Grete Gabmeier was born in 1927 and is the last person we could find in Vienna who still remembers the Klagsbrunn family—Leo and his wife and children, not his parents, who were already dead by the time Grete, holding her mother’s or her aunt’s hand, looked around the villa for the first time. Right behind the front door was the larder with an ice-box full of blocks of ice, then a windowless corridor with, on the one side the kitchen, very narrow because a bathroom had been built in, and the dining room, on the other the office and the so-called middle room, from which you could go out onto the veranda, which didn’t exist in 1904. On the second floor were the balcony room and two little attic rooms—the bedrooms for the family of four.

From the entries in Lehmann’s Directory we know that after the First World War Leo took over the premises of his father’s firm. But before that, after his training as a chemist, he ran a wholesale business for household goods and was a partner in the Buche Charcoal Trading Corporation. Initially his new firm, Leopold Klagsbrunn Chemist, also sold chemical products, but then he restricted himself to dealing in charcoal, coal and coke.
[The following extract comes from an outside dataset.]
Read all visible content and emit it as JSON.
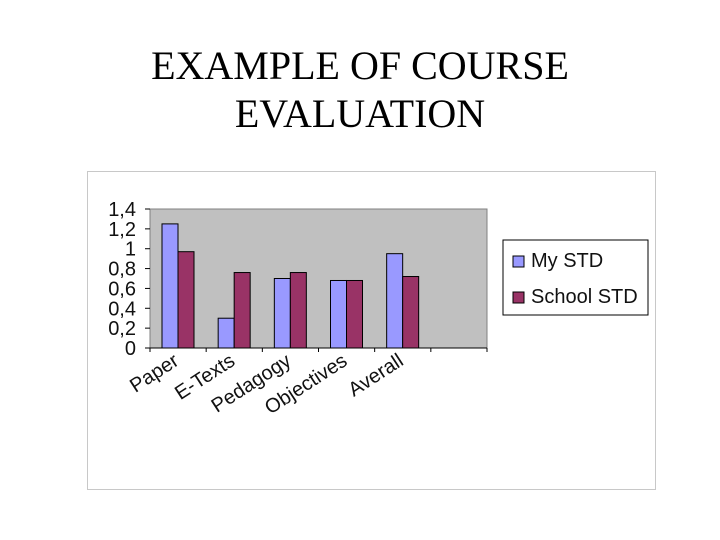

He had several employees, eventually six, “all of them Aryan,” as he was to be compelled to declare.

Leo is a striking figure in Floridsdorf, and not just because of his height, he’s almost 6’ 6” tall, but athletic as well, affable and charming; at the Gänsehäufel lido on the Danube the heads of the young women turn when he takes a run-up on the wooden planks and does a racing dive into the water. To their disappointment, in October 1911 he marries Friederike ‘Fritzi’ Kohn from the Leopoldstadt district who’s one year older and two heads shorter than him. Their first child, Karl Peter, is born on May 24, 1913, their second, Kurt Paul, on May 6, 1918. (It’s a family tradition to give their sons two first names, either because the parents can never agree or because they want to let their children have the opportunity of deciding for themselves whether to take the one or the other; Karl Peter will use his second name.) In December 1926 the police authorities in Vienna grant Leo Klagsbrunn “permission to drive motor vehicles with an internal combustion engine unaccompanied;” in 1930 the Vienna Football Association issues an identity card for him showing that he is the Deputy Chairman of the First League, the top Austrian division. The photos on the card and driver’s license show a slim young man with thick hair combed back and a carefully trimmed walrus mustache. He still has the melancholy, wistful look of his mother, who died in June 1914, ten years before her husband.